Creators aren't waiting for another platform. We're drowning in platforms. We're suffocating under algorithmic whims that change weekly, crushing organic reach and forcing us to pay for visibility to our own audiences. Every "revolutionary" creator economy tool arrives with a new (old) subscription fee, a new (exploitative) revenue share model, and another desperate grab at the scraps we're already fighting over.
These founders see a several-hundred-billion-dollar creator economy (where most of the money flows to Mr. Beast and Joe fucking Rogan) and imagine carving out their piece of the action. What they don't see, what they're too blind to see, what they're too siloed off from actual creative folks even to imagine, are the individual creators behind those numbers – writers, artists, musicians, and filmmakers struggling to cover rent while algorithms dictate their worth. They don't see the endless hours spent chasing attention, the constant pivot to new formats, the soul-crushing race to stay relevant.
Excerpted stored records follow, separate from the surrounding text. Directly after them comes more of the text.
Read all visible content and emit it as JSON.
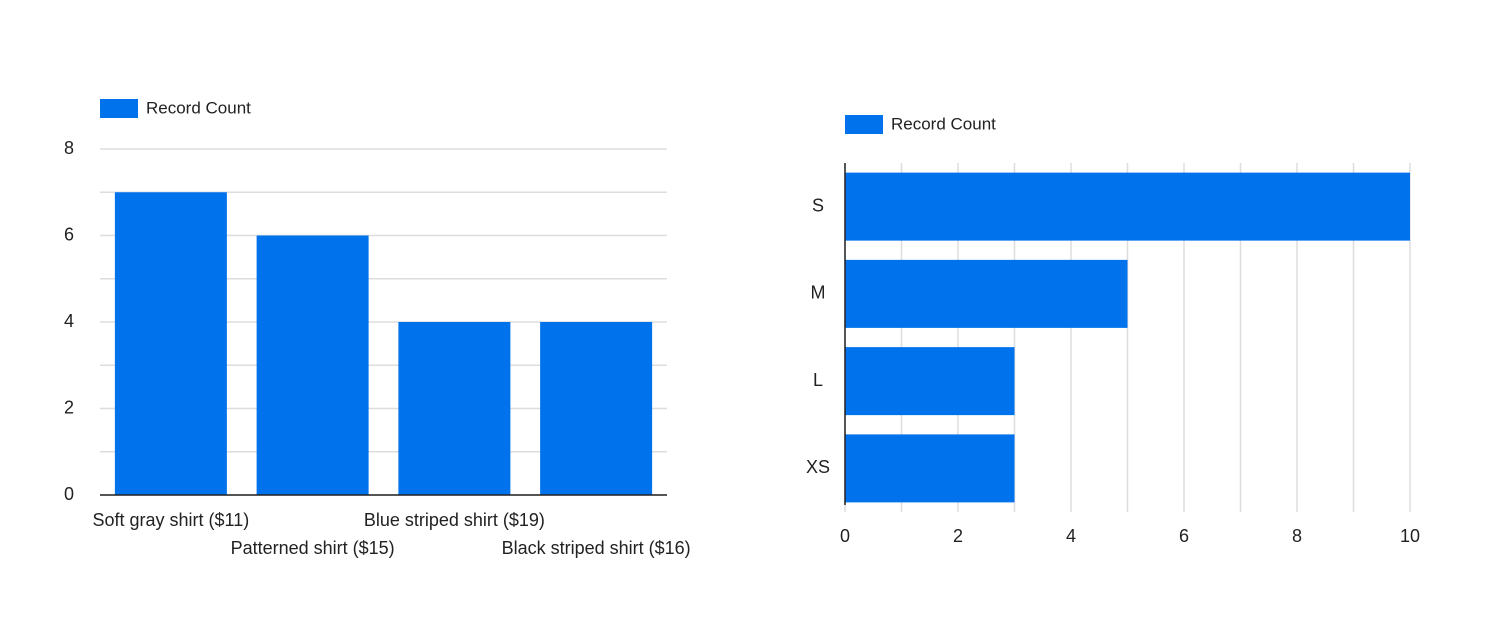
{
  "chart_data": [
    {
      "type": "bar",
      "orientation": "vertical",
      "color": "#0073ec",
      "categories": [
        "Soft gray shirt ($11)",
        "Patterned shirt ($15)",
        "Blue striped shirt ($19)",
        "Black striped shirt ($16)"
      ],
      "series": [
        {
          "name": "Record Count",
          "color": "#0073ec",
          "values": [
            7,
            6,
            4,
            4
          ]
        }
      ],
      "ylim": [
        0,
        8
      ],
      "yticks": [
        0,
        2,
        4,
        6,
        8
      ],
      "minor_ticks": [
        1,
        3,
        5,
        7
      ],
      "grid": true
    },
    {
      "type": "bar",
      "orientation": "horizontal",
      "color": "#0073ec",
      "categories": [
        "S",
        "M",
        "L",
        "XS"
      ],
      "series": [
        {
          "name": "Record Count",
          "color": "#0073ec",
          "values": [
            10,
            5,
            3,
            3
          ]
        }
      ],
      "xlim": [
        0,
        10
      ],
      "xticks": [
        0,
        2,
        4,
        6,
        8,
        10
      ],
      "minor_ticks": [
        1,
        3,
        5,
        7,
        9
      ],
      "grid": true
    }
  ]
}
Here's the reality: the median creator makes less than $300 per month. That's before platform fees, before taxes, before the cost of equipment and software and marketing tools that every "must-have" blog post tells us we need. The top 1% of creators might be building mansions, but the rest of us are bailing water from leaking, second-hand rowboats, just trying to stay afloat in a turbulent man-made lake of shit.
Want actually to help creators? Stop building wealth extraction layers. Stop designing systems that turn creative work into data points and engagement metrics. Stop pretending that taking 10% of our already minimal earnings is "adding value."
What do creators need? It's not rocket science.
- We need to own our audience relationships
- We need reduced costs instead of invented new ones
- We need control over our algorithmic destiny
If you cared about creators (I'm well aware that you don't, but I'm going to exercise an idealistic hypothetical for a hot moment), you'd work on creator tools that aren't just another middleman platform. You'd attempt to dismantle the barriers between creators and their audiences to support actual ownership and independence.
Until then, keep your vest-wearing pitches and your revolutionary platforms. We'll be doing what we've always done – creating, adapting, and surviving despite the system, not because of it.
The creator economy doesn't need another savior. It needs fewer parasites.